# Competition website hosting: cubecomp.de (formerly cube.hackvalue.de) open sourced



## fw (Apr 20, 2015)

Hey folks,

*What is cubecomp.de?*

if you have ever attended a competition in Germany, you have most likely used this software before. It was originally written for Aachen Open 2009 and as far as I know, every single German WCA competition since early 2009 (and a few Austrian and Dutch ones as well) has been hosted using cubecomp.de (formerly cube.hackvalue.de). The feedback so far has been very good and it's really helpful for organizers and delegates. Setting up a new competition can be done within a few minutes.

I just open sourced the application at https://github.com/fw42/cubecomp. It's written in Ruby using the Ruby on Rails web application framework.

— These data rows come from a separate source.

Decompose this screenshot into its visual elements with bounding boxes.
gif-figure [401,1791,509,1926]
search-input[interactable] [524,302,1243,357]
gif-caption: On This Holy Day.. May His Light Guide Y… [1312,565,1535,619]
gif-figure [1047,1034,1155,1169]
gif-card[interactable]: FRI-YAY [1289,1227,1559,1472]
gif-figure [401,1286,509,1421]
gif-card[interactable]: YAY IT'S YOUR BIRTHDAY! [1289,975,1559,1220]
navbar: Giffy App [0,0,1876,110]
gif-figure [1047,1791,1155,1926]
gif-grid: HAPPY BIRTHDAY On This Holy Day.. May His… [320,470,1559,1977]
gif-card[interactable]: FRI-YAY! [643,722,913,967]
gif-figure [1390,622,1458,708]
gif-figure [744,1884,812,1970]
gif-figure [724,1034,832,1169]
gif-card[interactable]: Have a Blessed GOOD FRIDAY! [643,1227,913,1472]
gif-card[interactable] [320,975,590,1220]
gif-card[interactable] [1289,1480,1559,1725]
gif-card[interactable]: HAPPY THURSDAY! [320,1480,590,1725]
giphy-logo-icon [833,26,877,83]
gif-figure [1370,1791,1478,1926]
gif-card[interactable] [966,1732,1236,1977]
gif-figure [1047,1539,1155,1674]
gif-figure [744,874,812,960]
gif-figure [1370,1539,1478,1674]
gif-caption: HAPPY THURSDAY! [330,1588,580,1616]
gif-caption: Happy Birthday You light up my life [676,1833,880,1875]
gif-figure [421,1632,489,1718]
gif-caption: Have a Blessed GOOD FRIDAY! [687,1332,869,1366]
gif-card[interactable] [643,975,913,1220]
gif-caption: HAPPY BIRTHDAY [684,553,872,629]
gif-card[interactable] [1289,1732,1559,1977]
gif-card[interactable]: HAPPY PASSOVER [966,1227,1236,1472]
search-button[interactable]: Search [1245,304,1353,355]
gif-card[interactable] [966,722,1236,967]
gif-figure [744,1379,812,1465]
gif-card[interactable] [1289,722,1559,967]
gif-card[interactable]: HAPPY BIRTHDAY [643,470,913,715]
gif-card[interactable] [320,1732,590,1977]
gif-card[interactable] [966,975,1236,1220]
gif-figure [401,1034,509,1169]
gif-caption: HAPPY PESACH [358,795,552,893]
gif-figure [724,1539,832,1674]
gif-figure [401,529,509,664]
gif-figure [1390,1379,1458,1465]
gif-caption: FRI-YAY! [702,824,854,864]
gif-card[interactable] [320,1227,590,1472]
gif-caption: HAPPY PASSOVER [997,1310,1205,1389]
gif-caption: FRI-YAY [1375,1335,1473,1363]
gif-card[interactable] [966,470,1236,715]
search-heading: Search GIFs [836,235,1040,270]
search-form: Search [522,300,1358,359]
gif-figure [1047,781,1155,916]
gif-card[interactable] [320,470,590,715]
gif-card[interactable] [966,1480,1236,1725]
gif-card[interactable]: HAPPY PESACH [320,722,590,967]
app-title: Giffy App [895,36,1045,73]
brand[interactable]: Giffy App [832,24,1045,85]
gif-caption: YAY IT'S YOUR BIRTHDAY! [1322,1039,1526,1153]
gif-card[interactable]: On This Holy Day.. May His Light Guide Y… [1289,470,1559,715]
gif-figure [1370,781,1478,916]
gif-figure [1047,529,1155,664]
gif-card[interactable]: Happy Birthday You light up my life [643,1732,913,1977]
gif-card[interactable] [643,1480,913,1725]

*How is this useful to me?*

If you plan to organize a competition yourself, I would encourage you to check it out. A few features that you might find useful: Fully customizable website, registration form, competitor management, confirmation emails, generation of printable nametags, financial overviews, ... Talk to Sébastien Auroux (one of the German WCA delegates) if you want some first-hand opinions. Send an email to [email protected] if you would like me to create an account for you.

*How can I help?*

Since it's open source, you can just check out the code. If you find bugs or have suggestions how to improve things or which features to add, feel free to create a GitHub issue or a GitHub pull request. I would appreciate any form of constructive criticism.

Feel free to also "star" the repository if you think this is a useful project


----------



## AlexMaass (Apr 20, 2015)

Seems interesting. I'll have to try it out.


----------